There was a further series of more than 30 randomized experiments conducted around the time of the welfare debates of the 1990s. These tested many ideas for improving welfare. What emerged from them was a clear picture: work requirements, and only work requirements, could be shown experimentally to get people off welfare and into jobs in a humane fashion. These experiments were an important input into the decision to make work requirements a central tenet of the new welfare regime when the welfare system was converted from AFDC to TANF in 1996.

In spite of these studies, I suspect that the long-run response of work effort to incentives is high. Imagine two children, one growing up in a household where parents work at low-wage, low-status jobs, and the other growing up in a household that lives primarily on government support. Suppose that the consumption basket of the two households is approximately the same. Do we believe that the child of the parents who work will want to work when he or she grows up?
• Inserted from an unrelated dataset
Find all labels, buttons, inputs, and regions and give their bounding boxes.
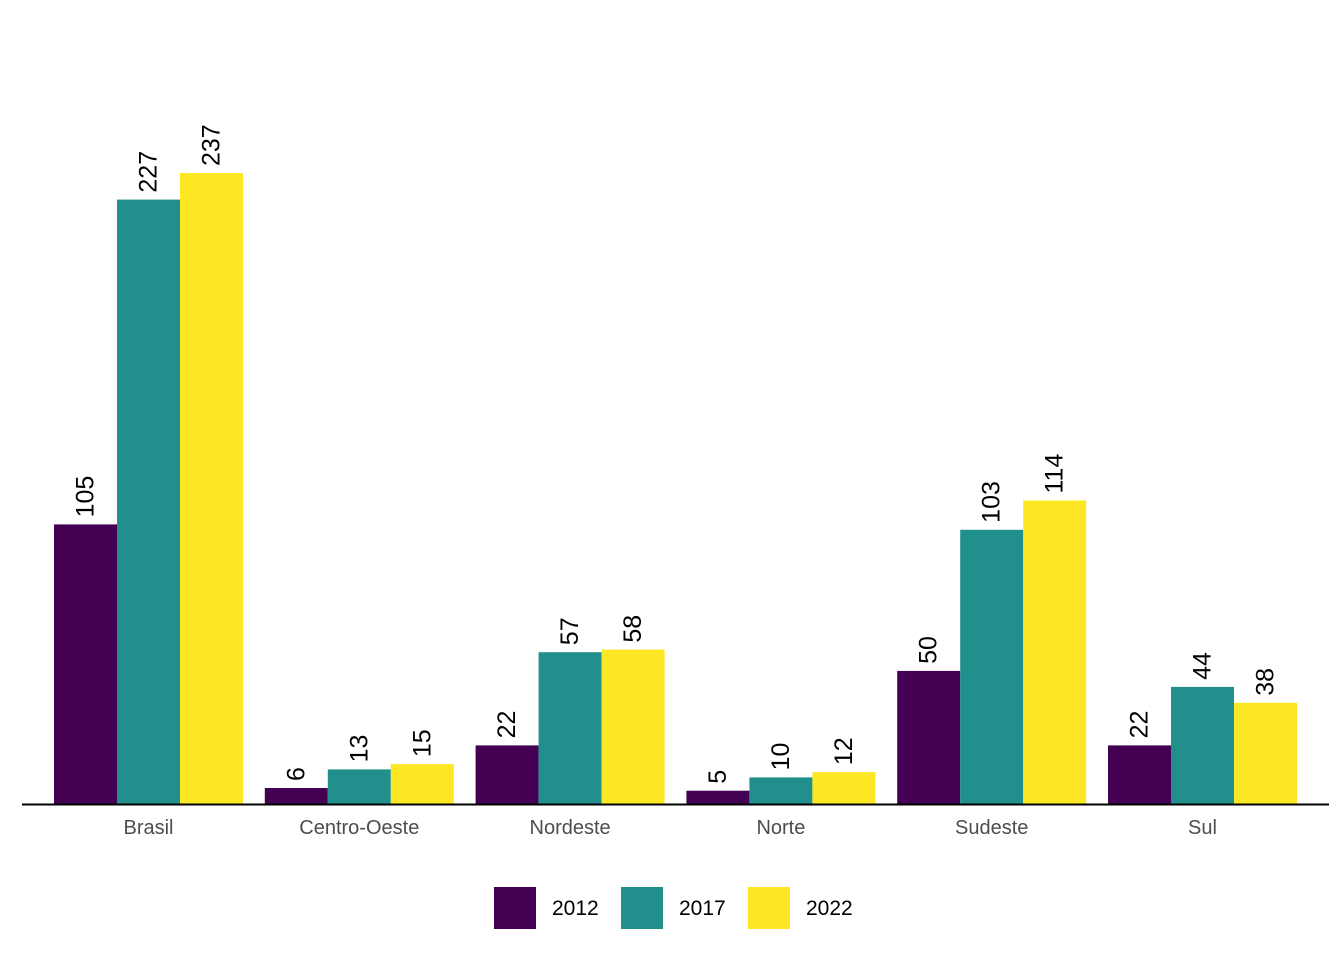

That said, I recommend the entire essay. Manzi also writes,

if part of the motivation for giving adults income is that they spend it supporting their children, would we really allow parents receiving taxpayer money to spend it any way they want with no requirements for child welfare beyond child abuse laws? And as another, a huge and growing portion of the cost of the welfare state is health care. Suppose we gave every adult in America an annual grant of $10,000, and some person who did not buy health insurance with it got sick with an acute, easily treatable condition. Would we really bar them from any urgent medical care and just say “Tough luck, but it’s time to die”?

I tend to agree that large cash transfers with zero paternalistic oversight is not a likely political outcome.